Par exemple, les règles de reécriture qui concernent, notamment, les différentes manières de produire des définitions, sont utilisées, en effet, pour aider à la construction et à l’affirmation du sens.

316.

Cf. la Rhétorique d’argumentation.

317.

FUCHS (C.).- “La paraphrase entre la langue et le discours” in Langue Française, n°53, 1982, p 22-33. L’auteur défend également que la paraphrase est une activité de reformulation qui aide à la restitution du sens d’un discours produit.

318.

Les techniques d’enseignement se composaient, entre autres éléments importants, de l’inventio, du dispositio (le texte dont le modèle classique est composé de quatre parties : l’exorde, la narration, la confirmation - exposition des faits et argumentation- et l’épilogue), et l’ elocutio.

319.

Et notamment les principes argumentatifs très importantes de topoï généraux (appliqués au savoir en général) et les topoï spécifiques (appliqués à chaque domaine).
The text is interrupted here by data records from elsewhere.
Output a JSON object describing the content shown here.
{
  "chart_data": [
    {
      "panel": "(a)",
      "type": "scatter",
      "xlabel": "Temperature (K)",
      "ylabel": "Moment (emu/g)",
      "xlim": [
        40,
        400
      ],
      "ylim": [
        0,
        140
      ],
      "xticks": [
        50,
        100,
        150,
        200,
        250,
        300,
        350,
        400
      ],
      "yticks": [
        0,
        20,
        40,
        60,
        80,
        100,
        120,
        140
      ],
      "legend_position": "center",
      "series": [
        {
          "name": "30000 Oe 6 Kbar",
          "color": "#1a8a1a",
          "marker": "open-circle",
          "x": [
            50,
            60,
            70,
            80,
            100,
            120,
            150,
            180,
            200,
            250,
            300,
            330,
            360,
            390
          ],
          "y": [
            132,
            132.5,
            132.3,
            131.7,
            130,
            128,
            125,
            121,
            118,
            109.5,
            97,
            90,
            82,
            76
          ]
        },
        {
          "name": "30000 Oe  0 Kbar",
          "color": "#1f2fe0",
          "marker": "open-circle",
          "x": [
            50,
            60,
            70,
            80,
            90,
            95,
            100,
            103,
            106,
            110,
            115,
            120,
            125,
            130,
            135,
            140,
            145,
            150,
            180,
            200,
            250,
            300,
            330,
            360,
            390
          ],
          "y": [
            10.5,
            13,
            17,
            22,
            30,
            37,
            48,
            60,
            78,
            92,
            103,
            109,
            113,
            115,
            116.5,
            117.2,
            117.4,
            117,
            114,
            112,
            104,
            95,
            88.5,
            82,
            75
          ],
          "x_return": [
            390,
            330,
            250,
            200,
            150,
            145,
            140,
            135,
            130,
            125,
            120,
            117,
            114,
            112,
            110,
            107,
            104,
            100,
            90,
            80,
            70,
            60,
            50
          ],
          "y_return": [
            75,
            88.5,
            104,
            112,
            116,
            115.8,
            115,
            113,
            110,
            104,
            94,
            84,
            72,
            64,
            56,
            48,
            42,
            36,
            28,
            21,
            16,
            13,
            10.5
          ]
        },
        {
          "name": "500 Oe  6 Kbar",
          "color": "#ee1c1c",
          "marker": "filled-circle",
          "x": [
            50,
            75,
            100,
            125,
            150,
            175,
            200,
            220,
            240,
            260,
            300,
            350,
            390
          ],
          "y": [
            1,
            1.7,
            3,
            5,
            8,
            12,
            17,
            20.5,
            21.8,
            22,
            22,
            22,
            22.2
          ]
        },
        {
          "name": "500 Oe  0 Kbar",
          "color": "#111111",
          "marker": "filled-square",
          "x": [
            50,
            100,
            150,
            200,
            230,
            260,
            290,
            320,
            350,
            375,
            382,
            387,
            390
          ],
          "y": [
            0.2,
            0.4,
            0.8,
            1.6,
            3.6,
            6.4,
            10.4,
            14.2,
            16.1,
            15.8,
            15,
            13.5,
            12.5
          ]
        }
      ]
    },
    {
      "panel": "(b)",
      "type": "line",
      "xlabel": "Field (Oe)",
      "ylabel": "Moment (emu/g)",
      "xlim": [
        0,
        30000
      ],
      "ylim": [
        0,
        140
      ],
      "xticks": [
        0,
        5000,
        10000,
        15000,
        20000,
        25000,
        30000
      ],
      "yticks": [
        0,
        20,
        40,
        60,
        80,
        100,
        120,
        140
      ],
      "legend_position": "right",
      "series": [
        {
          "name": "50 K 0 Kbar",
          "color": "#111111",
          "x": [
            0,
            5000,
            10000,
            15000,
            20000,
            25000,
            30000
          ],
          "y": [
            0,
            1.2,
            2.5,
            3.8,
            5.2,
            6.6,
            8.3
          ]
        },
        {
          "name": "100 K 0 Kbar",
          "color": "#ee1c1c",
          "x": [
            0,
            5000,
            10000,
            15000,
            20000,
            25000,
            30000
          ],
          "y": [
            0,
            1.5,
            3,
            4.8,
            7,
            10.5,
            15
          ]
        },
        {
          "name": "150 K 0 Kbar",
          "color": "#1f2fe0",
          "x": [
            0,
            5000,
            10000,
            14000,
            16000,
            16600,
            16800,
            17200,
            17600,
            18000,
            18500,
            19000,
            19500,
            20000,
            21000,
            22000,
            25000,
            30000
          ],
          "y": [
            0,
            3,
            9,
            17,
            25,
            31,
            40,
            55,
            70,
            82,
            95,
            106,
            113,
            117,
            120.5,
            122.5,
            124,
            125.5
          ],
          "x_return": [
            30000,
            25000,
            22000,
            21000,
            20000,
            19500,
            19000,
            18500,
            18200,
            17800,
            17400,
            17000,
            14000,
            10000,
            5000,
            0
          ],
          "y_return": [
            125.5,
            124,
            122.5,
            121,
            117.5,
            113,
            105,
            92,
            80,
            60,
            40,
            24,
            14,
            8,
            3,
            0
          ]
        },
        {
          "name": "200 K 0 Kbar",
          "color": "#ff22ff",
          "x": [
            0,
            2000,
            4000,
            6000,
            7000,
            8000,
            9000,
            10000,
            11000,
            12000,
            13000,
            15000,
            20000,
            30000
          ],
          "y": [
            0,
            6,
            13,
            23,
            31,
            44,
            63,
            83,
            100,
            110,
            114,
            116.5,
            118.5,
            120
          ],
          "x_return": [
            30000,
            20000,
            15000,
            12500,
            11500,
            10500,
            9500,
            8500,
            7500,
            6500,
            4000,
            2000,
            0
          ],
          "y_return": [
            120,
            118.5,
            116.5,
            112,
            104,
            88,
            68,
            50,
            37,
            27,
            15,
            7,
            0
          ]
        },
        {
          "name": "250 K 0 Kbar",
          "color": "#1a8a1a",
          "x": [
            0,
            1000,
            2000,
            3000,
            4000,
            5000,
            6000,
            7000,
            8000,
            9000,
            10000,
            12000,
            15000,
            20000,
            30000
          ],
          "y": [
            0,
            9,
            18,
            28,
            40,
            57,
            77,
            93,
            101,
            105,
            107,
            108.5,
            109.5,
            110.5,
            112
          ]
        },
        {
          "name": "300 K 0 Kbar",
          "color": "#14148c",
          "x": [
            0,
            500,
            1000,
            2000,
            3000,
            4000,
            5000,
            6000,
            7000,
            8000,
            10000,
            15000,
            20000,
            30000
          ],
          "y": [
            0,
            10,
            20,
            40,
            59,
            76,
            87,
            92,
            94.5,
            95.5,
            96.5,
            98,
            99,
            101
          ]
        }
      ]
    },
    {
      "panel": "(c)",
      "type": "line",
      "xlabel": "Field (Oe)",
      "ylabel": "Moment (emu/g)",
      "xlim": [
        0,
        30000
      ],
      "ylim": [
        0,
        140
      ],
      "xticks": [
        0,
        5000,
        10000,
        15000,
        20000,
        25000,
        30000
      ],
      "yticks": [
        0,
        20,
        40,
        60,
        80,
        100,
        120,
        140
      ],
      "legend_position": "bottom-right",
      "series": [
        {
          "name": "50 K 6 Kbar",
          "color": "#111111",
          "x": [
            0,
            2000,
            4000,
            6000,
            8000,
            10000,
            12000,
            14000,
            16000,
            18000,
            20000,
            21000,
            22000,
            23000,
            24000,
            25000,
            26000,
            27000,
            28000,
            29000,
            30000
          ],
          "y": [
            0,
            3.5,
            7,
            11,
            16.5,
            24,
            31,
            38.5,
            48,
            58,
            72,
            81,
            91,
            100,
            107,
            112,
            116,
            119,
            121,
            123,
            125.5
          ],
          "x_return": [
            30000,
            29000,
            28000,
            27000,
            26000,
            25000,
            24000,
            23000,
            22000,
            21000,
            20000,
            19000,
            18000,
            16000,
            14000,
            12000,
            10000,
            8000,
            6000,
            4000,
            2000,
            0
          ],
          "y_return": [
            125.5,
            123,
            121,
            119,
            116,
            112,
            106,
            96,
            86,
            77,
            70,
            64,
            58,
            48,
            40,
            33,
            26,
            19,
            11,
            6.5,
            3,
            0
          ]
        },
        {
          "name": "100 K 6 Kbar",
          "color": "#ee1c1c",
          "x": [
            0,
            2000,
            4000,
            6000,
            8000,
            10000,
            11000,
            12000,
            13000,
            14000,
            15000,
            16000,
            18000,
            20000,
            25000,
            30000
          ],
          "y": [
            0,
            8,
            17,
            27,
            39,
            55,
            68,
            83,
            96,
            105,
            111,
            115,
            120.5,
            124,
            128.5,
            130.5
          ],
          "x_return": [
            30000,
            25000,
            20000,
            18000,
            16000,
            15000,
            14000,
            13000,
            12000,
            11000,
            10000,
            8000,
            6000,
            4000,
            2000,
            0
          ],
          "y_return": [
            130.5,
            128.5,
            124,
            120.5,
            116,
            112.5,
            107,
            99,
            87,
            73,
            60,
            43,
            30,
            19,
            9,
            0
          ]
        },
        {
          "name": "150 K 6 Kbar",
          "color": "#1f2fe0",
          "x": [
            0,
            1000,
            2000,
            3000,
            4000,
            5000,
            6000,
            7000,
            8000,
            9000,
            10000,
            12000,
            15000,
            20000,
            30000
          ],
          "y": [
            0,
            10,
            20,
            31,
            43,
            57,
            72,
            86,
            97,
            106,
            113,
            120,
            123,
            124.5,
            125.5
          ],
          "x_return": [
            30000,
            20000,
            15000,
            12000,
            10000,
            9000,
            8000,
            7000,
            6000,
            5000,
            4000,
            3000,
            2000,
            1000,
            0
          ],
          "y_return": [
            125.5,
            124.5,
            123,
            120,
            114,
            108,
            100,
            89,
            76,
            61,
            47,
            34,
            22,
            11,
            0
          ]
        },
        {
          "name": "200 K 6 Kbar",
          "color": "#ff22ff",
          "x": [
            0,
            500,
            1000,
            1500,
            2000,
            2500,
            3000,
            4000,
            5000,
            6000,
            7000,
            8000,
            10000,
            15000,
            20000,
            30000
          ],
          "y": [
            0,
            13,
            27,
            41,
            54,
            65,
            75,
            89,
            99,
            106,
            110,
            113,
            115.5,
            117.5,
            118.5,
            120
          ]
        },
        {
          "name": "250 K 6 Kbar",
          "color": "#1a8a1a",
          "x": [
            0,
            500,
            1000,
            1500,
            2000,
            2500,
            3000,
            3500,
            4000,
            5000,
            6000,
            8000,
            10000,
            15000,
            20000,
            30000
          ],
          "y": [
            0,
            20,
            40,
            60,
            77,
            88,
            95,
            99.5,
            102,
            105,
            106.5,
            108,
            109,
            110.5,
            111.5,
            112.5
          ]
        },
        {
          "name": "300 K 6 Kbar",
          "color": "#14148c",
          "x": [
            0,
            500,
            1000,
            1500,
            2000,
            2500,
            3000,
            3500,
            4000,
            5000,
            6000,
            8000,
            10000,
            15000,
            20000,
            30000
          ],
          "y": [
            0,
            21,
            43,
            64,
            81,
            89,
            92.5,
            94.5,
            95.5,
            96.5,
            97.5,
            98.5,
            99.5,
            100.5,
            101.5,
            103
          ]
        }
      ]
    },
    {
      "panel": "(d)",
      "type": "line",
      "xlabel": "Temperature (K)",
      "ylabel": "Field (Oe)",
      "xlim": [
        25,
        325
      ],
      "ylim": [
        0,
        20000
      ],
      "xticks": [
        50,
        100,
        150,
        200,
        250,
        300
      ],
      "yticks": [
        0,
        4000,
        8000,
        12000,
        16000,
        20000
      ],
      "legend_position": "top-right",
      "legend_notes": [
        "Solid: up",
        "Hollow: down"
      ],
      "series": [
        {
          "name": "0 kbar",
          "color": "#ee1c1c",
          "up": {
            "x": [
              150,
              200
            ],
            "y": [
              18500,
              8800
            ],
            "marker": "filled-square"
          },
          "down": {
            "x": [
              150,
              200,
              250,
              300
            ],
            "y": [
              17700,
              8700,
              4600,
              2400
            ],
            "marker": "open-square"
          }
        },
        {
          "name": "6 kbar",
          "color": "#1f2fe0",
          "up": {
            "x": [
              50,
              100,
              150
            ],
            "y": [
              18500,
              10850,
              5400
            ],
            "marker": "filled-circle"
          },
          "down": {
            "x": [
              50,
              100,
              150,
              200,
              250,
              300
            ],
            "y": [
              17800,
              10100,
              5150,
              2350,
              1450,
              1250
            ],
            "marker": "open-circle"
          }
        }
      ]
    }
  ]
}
Les faits, les vérités et les présomptions sont des notions attachées aux tópoi généraux et sont considérés comme les éléments reconnus par un auditoire universel. Les valeurs et les tópoi spécifiques sont les éléments que l’on reconnaît dans des auditoires spécifiques.

320.

On ne fera pas ici la distinction entre Oratoire (liée à la pratique) et Rhétorique (ensemble de principes théoriques de l’éloquence).

321.

Ce sont des éléments constitués par différents types d’arguments. Il y a, par exemple, les arguments d’inclusion partie-tout, de comparaison, d’analogie, pragmatiques, d’autorité, du degré, de l’ordre, de l’exemple, etc., qui visent, en fait, une présentation logique de la structure et des rapports des diverses réalités. Ainsi, chaque ensemble textuel (discours) est défini par le même type de règles.